In other words, if you find The Alchemist’s Daughter right up your rank and smelly alley, give The Apothecary Rose a try. Also Jeri Westerson’s Crispin Guest series, starting with Veil of Lies. It has the same gritty feel, and is set not long before the Archer series.

But back to Bianca’s life. We see the law that is after her as venal, incompetent and much more interested in finding a quick and easy solution than in actually finding the true criminal. And as the lawman Patch observes, while there is plenty of crime in the wealthy districts, the residents there have enough money to make sure that their crimes go unreported, if not absolutely unmarked or blamed on some poor sod in the poorer quarters.

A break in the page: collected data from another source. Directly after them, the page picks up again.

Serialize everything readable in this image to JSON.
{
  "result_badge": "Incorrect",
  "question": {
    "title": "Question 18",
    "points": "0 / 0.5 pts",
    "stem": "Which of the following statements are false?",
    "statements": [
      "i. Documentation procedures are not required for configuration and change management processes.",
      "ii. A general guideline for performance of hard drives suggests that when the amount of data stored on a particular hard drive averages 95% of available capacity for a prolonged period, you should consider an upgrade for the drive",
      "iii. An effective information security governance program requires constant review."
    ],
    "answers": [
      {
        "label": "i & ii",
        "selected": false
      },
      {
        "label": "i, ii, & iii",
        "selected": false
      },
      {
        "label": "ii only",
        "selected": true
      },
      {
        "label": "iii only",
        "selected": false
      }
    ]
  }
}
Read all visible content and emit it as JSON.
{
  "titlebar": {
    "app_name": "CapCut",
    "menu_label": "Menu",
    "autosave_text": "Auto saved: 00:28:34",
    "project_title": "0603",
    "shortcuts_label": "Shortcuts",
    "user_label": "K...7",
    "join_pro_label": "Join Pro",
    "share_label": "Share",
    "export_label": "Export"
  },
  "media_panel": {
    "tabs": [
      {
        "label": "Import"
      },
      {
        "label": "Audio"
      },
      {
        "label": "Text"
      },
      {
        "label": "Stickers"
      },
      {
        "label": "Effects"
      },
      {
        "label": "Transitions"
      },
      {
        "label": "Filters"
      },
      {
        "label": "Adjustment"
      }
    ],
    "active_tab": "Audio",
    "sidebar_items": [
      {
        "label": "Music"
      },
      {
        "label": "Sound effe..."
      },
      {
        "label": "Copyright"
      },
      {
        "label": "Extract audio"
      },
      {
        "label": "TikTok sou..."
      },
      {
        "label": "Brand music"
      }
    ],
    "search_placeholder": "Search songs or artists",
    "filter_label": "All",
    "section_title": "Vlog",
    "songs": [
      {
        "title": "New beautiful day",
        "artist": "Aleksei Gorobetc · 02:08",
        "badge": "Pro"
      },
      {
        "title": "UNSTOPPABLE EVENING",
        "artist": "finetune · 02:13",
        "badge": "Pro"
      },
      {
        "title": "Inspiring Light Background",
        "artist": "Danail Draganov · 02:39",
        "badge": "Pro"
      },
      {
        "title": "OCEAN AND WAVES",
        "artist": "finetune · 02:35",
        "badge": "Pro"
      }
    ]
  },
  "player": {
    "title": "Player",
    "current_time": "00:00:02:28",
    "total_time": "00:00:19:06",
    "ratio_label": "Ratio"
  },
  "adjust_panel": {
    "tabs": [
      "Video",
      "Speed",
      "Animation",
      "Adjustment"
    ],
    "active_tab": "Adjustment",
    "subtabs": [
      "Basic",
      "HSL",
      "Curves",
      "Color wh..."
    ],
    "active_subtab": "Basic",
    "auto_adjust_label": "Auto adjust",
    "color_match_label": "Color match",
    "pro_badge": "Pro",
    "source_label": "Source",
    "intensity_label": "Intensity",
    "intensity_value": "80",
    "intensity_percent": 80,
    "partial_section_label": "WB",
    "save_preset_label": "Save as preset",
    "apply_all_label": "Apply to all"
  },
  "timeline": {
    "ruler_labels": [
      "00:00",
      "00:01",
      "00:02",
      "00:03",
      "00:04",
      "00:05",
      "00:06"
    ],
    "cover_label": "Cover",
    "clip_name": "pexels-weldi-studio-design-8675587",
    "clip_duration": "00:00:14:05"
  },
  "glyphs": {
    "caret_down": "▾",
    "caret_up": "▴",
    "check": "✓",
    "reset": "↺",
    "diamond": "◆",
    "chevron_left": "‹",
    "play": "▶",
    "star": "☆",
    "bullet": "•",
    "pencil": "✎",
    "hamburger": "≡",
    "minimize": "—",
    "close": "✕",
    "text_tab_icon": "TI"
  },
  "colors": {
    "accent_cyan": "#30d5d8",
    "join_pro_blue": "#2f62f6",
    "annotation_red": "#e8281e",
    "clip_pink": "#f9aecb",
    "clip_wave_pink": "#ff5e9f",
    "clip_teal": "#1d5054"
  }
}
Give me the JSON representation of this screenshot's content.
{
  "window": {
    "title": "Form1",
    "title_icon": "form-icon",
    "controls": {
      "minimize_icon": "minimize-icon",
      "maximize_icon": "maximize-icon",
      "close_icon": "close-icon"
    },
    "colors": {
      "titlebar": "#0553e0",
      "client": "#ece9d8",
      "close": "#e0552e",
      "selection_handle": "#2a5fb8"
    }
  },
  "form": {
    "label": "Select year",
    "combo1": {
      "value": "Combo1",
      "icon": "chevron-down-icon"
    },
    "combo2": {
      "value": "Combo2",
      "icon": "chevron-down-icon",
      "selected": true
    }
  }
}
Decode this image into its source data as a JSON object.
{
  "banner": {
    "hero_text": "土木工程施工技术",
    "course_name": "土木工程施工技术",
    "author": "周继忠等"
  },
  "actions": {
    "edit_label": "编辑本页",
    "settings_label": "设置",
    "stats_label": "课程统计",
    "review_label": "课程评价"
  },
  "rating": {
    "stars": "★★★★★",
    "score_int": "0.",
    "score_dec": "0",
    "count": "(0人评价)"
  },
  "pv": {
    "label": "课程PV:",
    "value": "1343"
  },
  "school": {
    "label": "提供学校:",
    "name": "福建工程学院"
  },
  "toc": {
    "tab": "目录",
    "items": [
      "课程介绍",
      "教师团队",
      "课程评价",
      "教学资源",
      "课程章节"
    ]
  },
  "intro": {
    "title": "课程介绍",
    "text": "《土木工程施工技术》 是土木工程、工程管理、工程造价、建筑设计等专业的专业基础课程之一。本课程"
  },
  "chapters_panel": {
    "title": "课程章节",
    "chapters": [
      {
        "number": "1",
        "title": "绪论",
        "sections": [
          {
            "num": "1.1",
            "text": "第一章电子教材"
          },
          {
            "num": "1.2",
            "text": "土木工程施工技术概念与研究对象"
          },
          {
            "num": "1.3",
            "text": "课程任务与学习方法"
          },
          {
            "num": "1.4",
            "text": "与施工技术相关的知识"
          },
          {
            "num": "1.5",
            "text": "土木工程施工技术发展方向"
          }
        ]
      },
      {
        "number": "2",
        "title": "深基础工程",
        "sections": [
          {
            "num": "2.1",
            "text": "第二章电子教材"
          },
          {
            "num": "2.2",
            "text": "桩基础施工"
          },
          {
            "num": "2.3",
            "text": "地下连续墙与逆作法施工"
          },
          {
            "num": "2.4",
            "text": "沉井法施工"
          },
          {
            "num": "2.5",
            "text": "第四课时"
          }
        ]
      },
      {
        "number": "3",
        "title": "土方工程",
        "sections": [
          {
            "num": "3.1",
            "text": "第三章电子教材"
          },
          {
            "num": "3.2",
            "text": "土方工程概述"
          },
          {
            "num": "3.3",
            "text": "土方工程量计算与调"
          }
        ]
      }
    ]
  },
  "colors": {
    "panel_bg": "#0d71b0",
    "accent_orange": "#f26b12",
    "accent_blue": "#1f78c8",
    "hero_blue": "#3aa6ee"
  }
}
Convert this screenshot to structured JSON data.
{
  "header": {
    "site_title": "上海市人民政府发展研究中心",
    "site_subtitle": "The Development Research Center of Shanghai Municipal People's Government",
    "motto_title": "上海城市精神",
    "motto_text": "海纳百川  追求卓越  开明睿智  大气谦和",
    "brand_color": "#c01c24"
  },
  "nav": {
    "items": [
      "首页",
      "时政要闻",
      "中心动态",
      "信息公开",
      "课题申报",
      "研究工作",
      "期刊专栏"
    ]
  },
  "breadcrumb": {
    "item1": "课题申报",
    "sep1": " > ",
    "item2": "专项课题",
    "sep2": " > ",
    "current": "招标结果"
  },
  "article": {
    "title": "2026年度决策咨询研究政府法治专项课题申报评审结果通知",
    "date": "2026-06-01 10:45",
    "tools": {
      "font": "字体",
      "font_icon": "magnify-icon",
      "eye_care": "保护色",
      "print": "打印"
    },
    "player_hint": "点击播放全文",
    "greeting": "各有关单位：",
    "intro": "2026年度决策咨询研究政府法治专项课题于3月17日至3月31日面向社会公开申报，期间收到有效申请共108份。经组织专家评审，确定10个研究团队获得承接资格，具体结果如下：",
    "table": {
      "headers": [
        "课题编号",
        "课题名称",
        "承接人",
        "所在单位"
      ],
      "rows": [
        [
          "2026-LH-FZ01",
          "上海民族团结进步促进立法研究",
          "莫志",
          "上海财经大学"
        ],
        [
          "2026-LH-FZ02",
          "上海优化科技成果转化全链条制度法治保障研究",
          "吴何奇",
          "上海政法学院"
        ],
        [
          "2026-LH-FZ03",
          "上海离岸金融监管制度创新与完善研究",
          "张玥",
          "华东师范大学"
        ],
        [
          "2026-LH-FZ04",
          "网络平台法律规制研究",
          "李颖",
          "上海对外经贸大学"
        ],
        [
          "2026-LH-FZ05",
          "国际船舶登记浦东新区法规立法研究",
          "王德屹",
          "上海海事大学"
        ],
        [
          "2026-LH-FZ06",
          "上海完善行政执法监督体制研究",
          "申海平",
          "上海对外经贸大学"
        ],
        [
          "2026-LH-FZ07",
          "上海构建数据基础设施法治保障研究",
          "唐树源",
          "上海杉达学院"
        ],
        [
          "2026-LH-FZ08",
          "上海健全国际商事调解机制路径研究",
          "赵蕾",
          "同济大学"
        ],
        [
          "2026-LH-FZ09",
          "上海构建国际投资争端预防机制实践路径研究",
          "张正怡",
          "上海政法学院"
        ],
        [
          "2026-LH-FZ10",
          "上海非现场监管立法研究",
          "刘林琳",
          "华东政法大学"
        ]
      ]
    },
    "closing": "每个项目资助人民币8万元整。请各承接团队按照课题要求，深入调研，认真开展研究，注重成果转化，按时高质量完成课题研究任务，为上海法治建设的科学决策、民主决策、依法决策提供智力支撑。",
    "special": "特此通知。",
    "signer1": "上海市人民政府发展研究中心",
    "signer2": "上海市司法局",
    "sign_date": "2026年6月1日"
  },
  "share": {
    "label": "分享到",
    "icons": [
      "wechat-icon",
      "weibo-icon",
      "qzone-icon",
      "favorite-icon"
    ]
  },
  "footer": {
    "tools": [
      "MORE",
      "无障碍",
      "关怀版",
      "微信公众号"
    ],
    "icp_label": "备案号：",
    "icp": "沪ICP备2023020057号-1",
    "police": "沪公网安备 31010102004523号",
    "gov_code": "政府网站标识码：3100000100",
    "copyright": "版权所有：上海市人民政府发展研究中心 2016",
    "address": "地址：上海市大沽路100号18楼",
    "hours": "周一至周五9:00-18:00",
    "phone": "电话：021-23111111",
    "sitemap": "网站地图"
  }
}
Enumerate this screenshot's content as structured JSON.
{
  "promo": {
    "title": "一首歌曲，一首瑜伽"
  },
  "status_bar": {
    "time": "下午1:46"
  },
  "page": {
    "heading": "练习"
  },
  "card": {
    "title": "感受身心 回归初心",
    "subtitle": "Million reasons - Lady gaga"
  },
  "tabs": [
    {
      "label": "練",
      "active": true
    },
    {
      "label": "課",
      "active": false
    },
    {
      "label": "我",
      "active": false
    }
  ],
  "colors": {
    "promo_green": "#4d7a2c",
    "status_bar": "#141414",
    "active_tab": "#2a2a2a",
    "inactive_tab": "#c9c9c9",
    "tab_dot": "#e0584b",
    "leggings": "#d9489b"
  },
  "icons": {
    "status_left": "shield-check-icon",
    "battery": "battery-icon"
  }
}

Bianca has very little in the way of forensic evidence, no official assistance, and very little time to find the guilty party. She also has an entire barrel of red herrings to sort through in order to get close to the real killer and the real motive. All she knows at the very beginning is the very little that her friend Jolyn told her, and it isn’t much. Jolyn found a ring while muckracking – literally combing through garbage and debris on the Thames riverbank in the hope of finding something worth selling for enough money to keep body and soul together another day.

Jolyn believed that the ring she found brought her luck. An older woman offers her a room in her boarding house and a job after seeing Jolyn with the ring. Once there, Jolyn attracts a rich suitor. The ring is clearly a catalyst for something. Jolyn thought it was good luck, but the more that Bianca desperately digs into the history of the ring, the more she believes it was the catalyst for her murder.

We follow Bianca’s desperate quest as it goes at breakneck speed. It’s impossible not to shiver at the dangers she faces. And the legions of rats, not all of them on four legs.